1. Ingestion experiment for mysids
Five of the 20 individuals in the low-concentration group and three of the 20 individuals in the high-concentration group died during the experiment. Polyethylene beads ingested by the mysids differed significantly between treatments in both number (likelihood ratio test: χ² (1) =18.49, p < 0.001) and mass (χ² (1) = 15.61, p < 0.001). Mysids exposed to the high concentration ingested an average of 266.82 particles per individual (SD: 155.39) for a mean mass of 0.016 ng per mysid (SD: 0.016), a four-fold increase in particle number and six-fold increase in particle mass than mysids exposed to the low concentration, which ingested an average of 65.53 particles per individual (SD: 63.36) for a mean mass of 0.0026 ng per mysid (SD: 0.0028).

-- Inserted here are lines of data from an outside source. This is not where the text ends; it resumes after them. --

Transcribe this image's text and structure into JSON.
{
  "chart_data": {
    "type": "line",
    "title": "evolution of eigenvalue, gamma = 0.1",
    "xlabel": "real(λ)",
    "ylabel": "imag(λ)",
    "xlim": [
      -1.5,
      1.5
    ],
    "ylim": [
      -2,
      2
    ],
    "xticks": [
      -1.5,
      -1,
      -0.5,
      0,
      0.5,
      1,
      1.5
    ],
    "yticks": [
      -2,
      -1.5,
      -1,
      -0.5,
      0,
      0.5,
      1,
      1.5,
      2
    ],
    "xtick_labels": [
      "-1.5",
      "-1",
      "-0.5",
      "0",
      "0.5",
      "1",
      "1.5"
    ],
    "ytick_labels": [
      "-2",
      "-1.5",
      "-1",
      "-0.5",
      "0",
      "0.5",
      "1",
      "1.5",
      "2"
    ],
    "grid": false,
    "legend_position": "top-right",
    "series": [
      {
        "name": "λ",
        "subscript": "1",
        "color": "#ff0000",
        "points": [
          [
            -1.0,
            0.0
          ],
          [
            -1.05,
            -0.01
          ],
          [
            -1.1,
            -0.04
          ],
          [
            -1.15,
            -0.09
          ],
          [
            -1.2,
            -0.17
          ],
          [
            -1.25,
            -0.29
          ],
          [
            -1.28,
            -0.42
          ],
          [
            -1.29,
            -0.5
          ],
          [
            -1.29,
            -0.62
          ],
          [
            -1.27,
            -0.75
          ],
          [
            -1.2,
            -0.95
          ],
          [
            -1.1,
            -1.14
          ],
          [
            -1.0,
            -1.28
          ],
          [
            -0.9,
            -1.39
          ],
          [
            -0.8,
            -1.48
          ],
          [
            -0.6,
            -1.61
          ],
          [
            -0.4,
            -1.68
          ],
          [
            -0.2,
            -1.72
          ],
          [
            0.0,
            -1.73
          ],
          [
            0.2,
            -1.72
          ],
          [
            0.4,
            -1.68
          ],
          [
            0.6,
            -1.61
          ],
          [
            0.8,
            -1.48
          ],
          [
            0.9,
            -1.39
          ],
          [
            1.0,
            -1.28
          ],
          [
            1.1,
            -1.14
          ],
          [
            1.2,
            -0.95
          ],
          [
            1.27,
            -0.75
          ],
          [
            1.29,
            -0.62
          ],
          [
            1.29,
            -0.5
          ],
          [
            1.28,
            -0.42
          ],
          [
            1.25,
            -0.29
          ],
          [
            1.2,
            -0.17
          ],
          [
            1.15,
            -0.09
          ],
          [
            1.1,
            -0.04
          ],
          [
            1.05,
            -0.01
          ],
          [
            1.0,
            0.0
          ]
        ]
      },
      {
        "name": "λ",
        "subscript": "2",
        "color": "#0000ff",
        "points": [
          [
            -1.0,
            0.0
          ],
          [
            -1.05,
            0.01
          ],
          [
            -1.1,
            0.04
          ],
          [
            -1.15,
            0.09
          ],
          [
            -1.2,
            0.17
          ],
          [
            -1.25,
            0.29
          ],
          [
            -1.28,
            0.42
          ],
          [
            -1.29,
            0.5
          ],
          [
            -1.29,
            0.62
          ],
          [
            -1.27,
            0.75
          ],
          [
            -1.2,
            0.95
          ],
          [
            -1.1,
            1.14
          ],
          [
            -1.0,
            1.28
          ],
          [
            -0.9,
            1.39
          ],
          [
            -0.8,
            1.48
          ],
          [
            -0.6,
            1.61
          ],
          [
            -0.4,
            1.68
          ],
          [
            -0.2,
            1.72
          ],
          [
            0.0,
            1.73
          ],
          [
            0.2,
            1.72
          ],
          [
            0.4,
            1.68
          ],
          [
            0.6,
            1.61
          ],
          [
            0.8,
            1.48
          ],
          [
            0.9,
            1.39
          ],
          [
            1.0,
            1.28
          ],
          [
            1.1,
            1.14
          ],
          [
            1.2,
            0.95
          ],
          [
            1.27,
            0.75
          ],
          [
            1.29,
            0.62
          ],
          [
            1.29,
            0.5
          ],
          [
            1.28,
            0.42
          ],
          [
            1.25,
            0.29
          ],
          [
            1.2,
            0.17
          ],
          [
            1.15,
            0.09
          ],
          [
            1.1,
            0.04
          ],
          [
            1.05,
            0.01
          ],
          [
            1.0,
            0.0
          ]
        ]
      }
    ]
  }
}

2. Trophic transfer experiment
The number and mass of polyethylene beads ingested by fish varied significantly in concentration and source (Table 1). On average, fish that ingested bead-exposed mysids ingested 8-11 times more particles (Table 1, Fig. 3a) and 3-5 greater mass than fish exposed to polyethylene beads in the water column (Fig. 3b). Fish exposed to the higher concentration of polyethylene beads ingested 2e3 times more particles and 3e6 times greater mass than those exposed to the lower concentration in both groups (fish fed bead-exposed mysids and fish in bead-containing water). There was no significant interaction between bead concentration and bead source (Table 1). Notably, the effect size of the source differed greatly between particle number (z [1, N = 15] = 0.01, p < 0.001, odds ratio: 13.62, confidence interval: 4.01, 40.15) and particle mass (t [1] = 0.13, p = 0.048, odds ratio: 4.20, confidence interval: 0.92, 15.53).